I’m Pro-Life But Colorado’s Personhood Amendment Would Turn Birth Control Into Murder


Proposition #67 on Coloradans ballot this November asks to define “unborn children” as “persons.” This bill was popularized because of Brady, an unborn child killed when a drunk driver struck his mom.

But proposition #67 has much further reaching effects than punishing drunk drivers. Under proposition #67, a woman who uses birth control like the IUD, which some people think could sometimes stop implantation, is a murderer. Infertile couples who pursue in-vitro fertilization, a process that often discards some fertilized eggs, would also become murderers.

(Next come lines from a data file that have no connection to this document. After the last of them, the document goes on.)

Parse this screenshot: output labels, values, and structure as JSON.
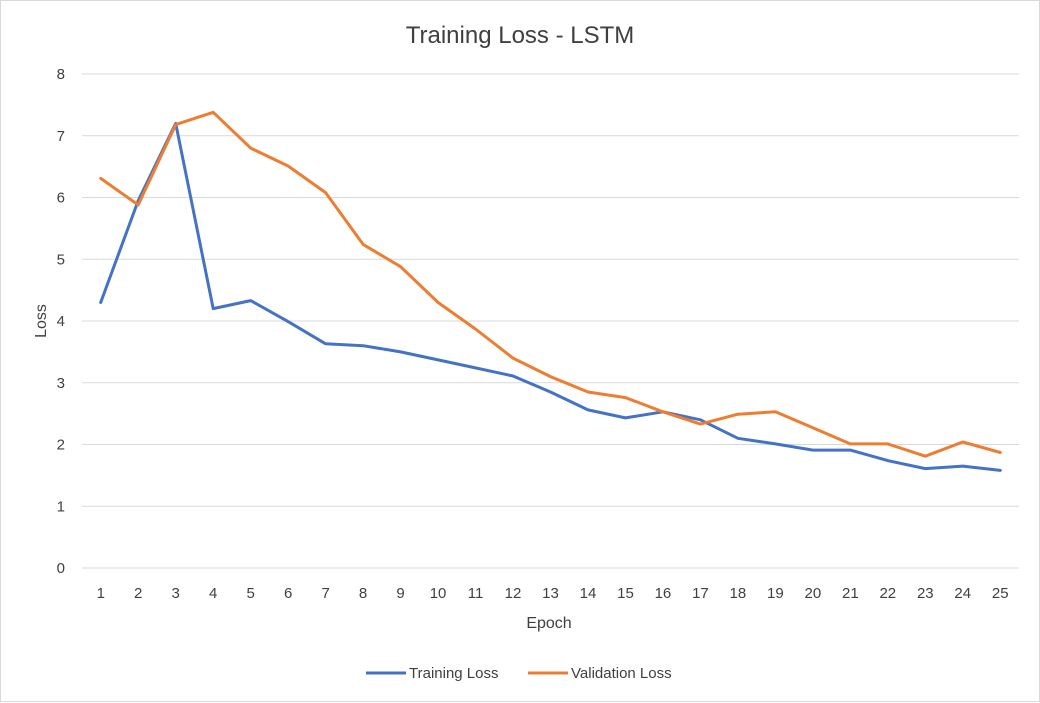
{
  "chart_data": {
    "type": "line",
    "title": "Training Loss - LSTM",
    "xlabel": "Epoch",
    "ylabel": "Loss",
    "ylim": [
      0,
      8
    ],
    "yticks": [
      "0",
      "1",
      "2",
      "3",
      "4",
      "5",
      "6",
      "7",
      "8"
    ],
    "grid": true,
    "legend_position": "bottom",
    "categories": [
      "1",
      "2",
      "3",
      "4",
      "5",
      "6",
      "7",
      "8",
      "9",
      "10",
      "11",
      "12",
      "13",
      "14",
      "15",
      "16",
      "17",
      "18",
      "19",
      "20",
      "21",
      "22",
      "23",
      "24",
      "25"
    ],
    "series": [
      {
        "name": "Training Loss",
        "color": "#4472c4",
        "values": [
          4.3,
          5.95,
          7.2,
          4.2,
          4.33,
          3.99,
          3.63,
          3.6,
          3.5,
          3.37,
          3.24,
          3.11,
          2.85,
          2.56,
          2.43,
          2.53,
          2.4,
          2.1,
          2.01,
          1.91,
          1.91,
          1.74,
          1.61,
          1.65,
          1.58
        ]
      },
      {
        "name": "Validation Loss",
        "color": "#ed7d31",
        "values": [
          6.31,
          5.88,
          7.18,
          7.38,
          6.8,
          6.51,
          6.08,
          5.24,
          4.88,
          4.3,
          3.87,
          3.4,
          3.1,
          2.85,
          2.76,
          2.53,
          2.33,
          2.49,
          2.53,
          2.27,
          2.01,
          2.01,
          1.81,
          2.04,
          1.87
        ]
      }
    ]
  }
}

I’m pro-life and I do believe unborn babies are people. But protecting unborn babies isn’t always simple.

Two years ago my son was born and went straight to NICU for a brain infection that should have killed him. If I had avoided swimming pools, would my baby have been born healthy instead of infected? I don’t know.

If little “Joe-Joe” had died, should I have been charged with murder for using the swimming pool?

Today in Colorado, if you don’t feed your infant, you will be charged with murder when she dies. That’s fair. But what if a pregnant woman runs a 5k and then miscarries? A human being died, but should the mom be charged with murder?

When a woman breastfeeds, her uterus’s lining often becomes too thin to support a pregnancy. Thus, if a woman has unprotected sex while she is breastfeeding, her egg will likely get fertilized, but not implant. Each month, a fertilized egg will die. Should we prosecute the breastfeeding mom for murder?

I’ve heard proposition #67 proponents argue that a baby who dies in a miscarriage or because of breastfeeding is different because those pregnancies ended naturally.

Why is natural death better? If you purposefully expose your newborn boy to whooping cough, he’ll die naturally. But he’ll still die.

Three thousand years ago, King David said of God, “You knit me together in my mother’s womb” (Ps 139:13). I believe life begins at conception and I don’t want a baby girl killed at 19 weeks in-utero because she’s inconvenient or not the “right” gender. But I can’t possibly save every fertilized egg. Modern medicine is simply not that good.

Recently the Denver Post endorsed Cory Gardner for U.S. Senate. They said even though they agreed with many of the views of Gardner’s opponent, they weren’t going to endorse someone who ran such a ridiculous campaign he got nicknamed “Mark Uterus,” the current nickname for opponent Mark Udall.

Similarly, I share many pro-life views with the authors of amendment #67. But I’m not going to vote for such a badly written bill that will create more ludicrously sticky court cases than Obamacare. Bring Coloradans a pro-life bill that does something real. (Perhaps a bill banning abortions after 16 weeks, so one can’t find out gender first, and then choose to abort because one wanted a boy.) I’d be happy to vote for that.

Until then, I’m voting no on proposition #67.